Invertebrae: a Pre-Mortem
Editor’s note: this post is about a game I created for Ludum Dare 44, and was originally lifted from there.
I want to save my post-mortem until after the judging period is done, so until then let’s pre-mortem! I think the majority call these “dev-diaries” but pre-mortem is obviously a much cooler term.
Formulation
Like all games, it started with a notebook and various existing chat threads. A lot of my IRL friends are at least vaguely interested in game development (some of them even participating in past Ludum Dares!) so it’s incredibly valuable to bounce ideas back and forth.
I’ve wanted to make a terminal-esque game since at least LD42, so I went into this expecting to force whatever theme won into my game, rather than the other way around. “Your life is currency” was a little tricky until I figured I could stretch the meaning of “currency” to expand to “currentness”, which is really just a long-winded way of saying “now”. That’s what I’ll do: a narrative game set in a terminal that plays with the idea of “now”. I’ll also put money in the story or something to make the connection a bit more concrete.
As to what the heck “invertebrae” even means…it’s a cooler, less correct way of saying “invertebrate”. And “invertebrate”, while having a specific scientific meaning, could also be literally translated as “spineless”, which is how I’m choosing to interpret it with regards to the game’s themes.
Inspiration
For story inspiration, I looked towards one of my favorite visual novel series, Zero Escape. In particular, I was most focused on the second in the series, Virtue’s Last Reward; without spoiling too much, it also has a focus on getting information between multiple in-game timelines. I didn’t really want the plot of my game to revolve directly around time-travel, but the idea of being able to use information gained from “bad ends” stuck.
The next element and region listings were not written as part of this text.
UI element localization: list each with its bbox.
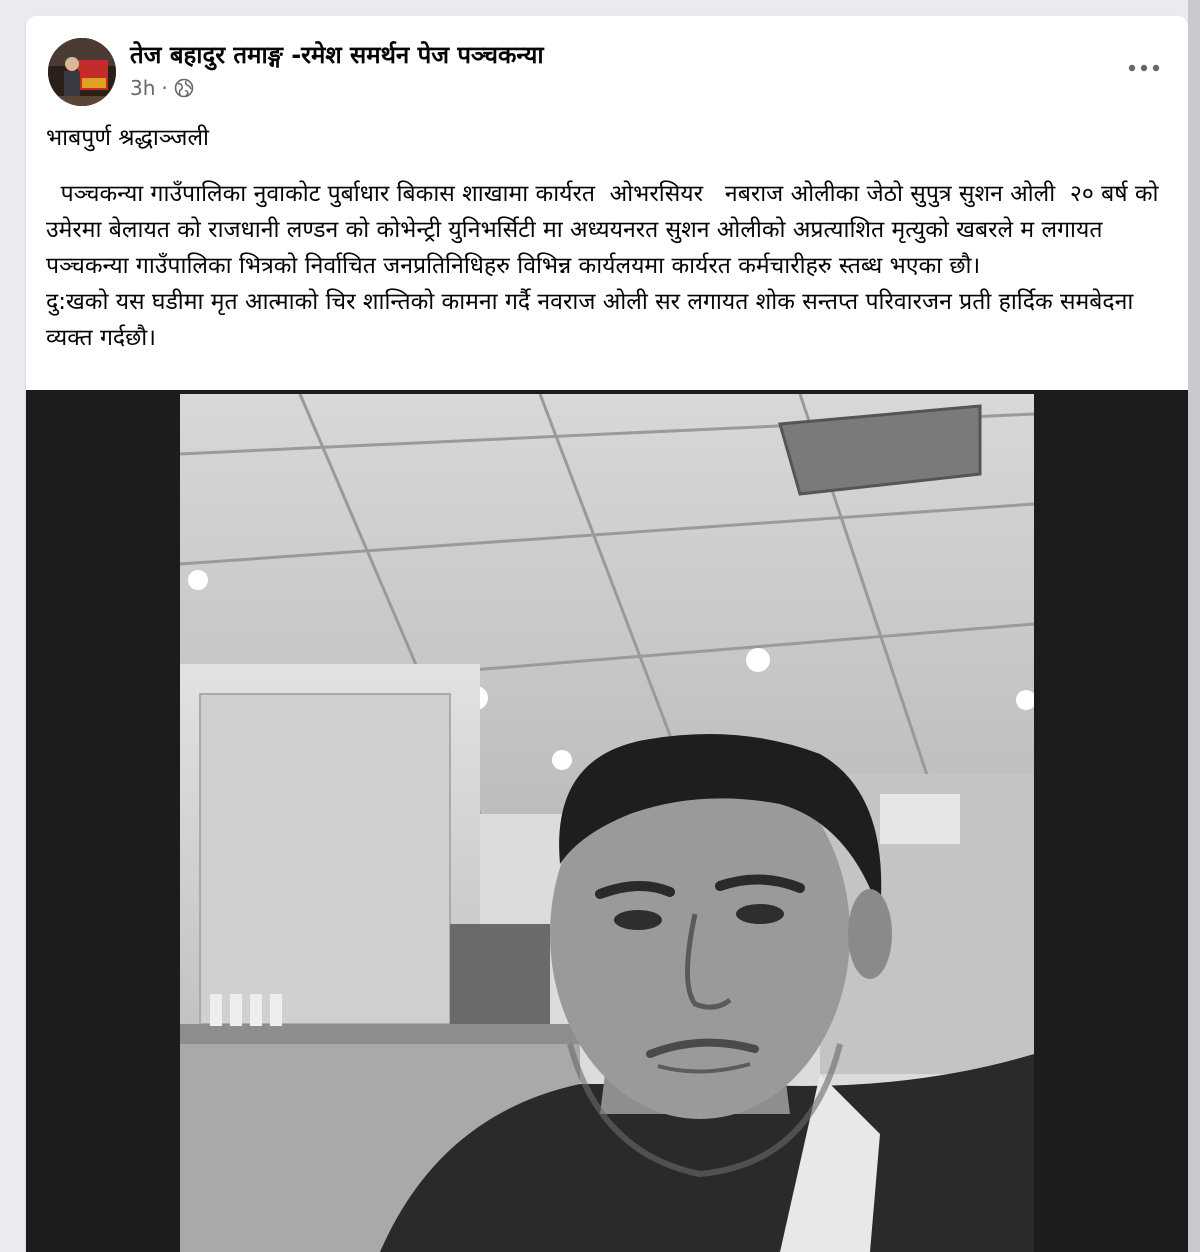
author-name[interactable]: तेज बहादुर तमाङ्ग -रमेश समर्थन पेज पञ्चक… <box>130 38 544 71</box>
more-options-button[interactable] <box>1122 54 1166 82</box>
post-title: भाबपुर्ण श्रद्धाञ्जली <box>46 125 209 151</box>
post-photo[interactable] <box>180 394 1034 1252</box>
avatar-image <box>48 38 116 106</box>
more-options-icon <box>1128 64 1160 72</box>
post-time[interactable]: 3h <box>130 76 155 100</box>
post-card: तेज बहादुर तमाङ्ग -रमेश समर्थन पेज पञ्चक… <box>26 16 1188 1252</box>
post-body: पञ्चकन्या गाउँपालिका नुवाकोट पुर्बाधार ब… <box>46 181 1159 351</box>
window-edge <box>1188 0 1200 1252</box>
post-meta: 3h · <box>130 76 194 100</box>
post-media <box>26 390 1188 1252</box>
post-header: तेज बहादुर तमाङ्ग -रमेश समर्थन पेज पञ्चक… <box>26 16 1188 116</box>
author-avatar[interactable] <box>48 38 116 106</box>
meta-separator: · <box>161 76 168 100</box>
portrait-photo <box>180 394 1034 1252</box>
globe-icon[interactable] <box>174 78 194 98</box>
post-text: भाबपुर्ण श्रद्धाञ्जली पञ्चकन्या गाउँपालि… <box>46 120 1166 356</box>
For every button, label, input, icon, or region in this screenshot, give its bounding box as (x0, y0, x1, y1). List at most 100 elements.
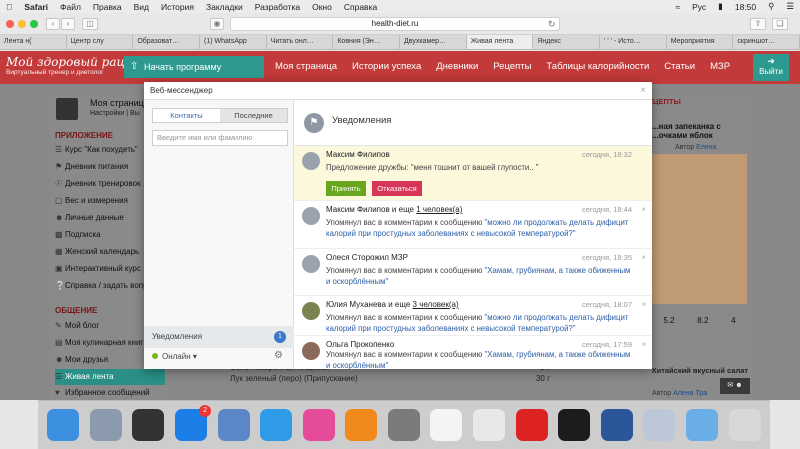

In terms of aesthetics, I can’t for the life of me find the original picture, but a while back on Twitter I saw someone post their custom Linux desktop setup and was absolutely enamored with it. As you can probably guess, their terminal was a deep blue-black with golden-yellow text.
Implementation
While making an actual terminal game would have been neato, it was imperative that my game could run in the browser this time around. And with my day job being a front-end React developer, it really only made sense to just build it with React. Plus, this gave me an occasion to make a full=fledged project with the recently released React Hooks, which if you haven’t heard are essentially a monadic-ish effect system for React components (hopefully that cleared things right up).
It also meant that I got to take advantage of some of the great tooling in the React ecosystem, such as react-dnd. This made the drag-and-drop feature mostly straightforward to implement, although funnily enough react-dnd has some problems cooperating with the React Hooks syetem, so there was some time spent trying to get the two to make peace.
One cool thing I like about how the game is built is that the “engine” is mostly separate from the story. As many people found out, the entirety of the story is actually within a singular JSON file that the game engine loads at runtime. Theoretically, if you like the mechanics in my game but were meh on the story content (don’t worry it’s fine), you could actually clone my repo, edit the story.json
file with your marvelous creation, and boom you have Twine but with drag-and-drop!
Music
I learned from my last two Ludum Dare games that music honestly might as well be mandatory (and my first game even had music, albeit mixed too quietly for anyone to hear). As fun as the game is, playing something with absolute silence in the background is just never going to be an optimal experience. And even if you don’t have a musical bone in your ear, there’s so much free software these days that’s so immediately approachable. Plus, the circle has swung back around and minimalism is cool again, so you can totally get away with arpeggiating a chord into infinity.
For the music here, I used Groovebox, a really fun synth-sequencer program for iOS. If you have an iWhatever, stop reading and download it right now–it’s free!! I spend so many bus rides now just making short little loops. And much like gamedev, while 99.9% of games don’t quite hit the mark, the 0.1% that do make it all worth the while.
Before I leave you…
During the compo, my sister pointed out that the font I chose kind of looked like a cleaned-up Comic Sans. Whoops.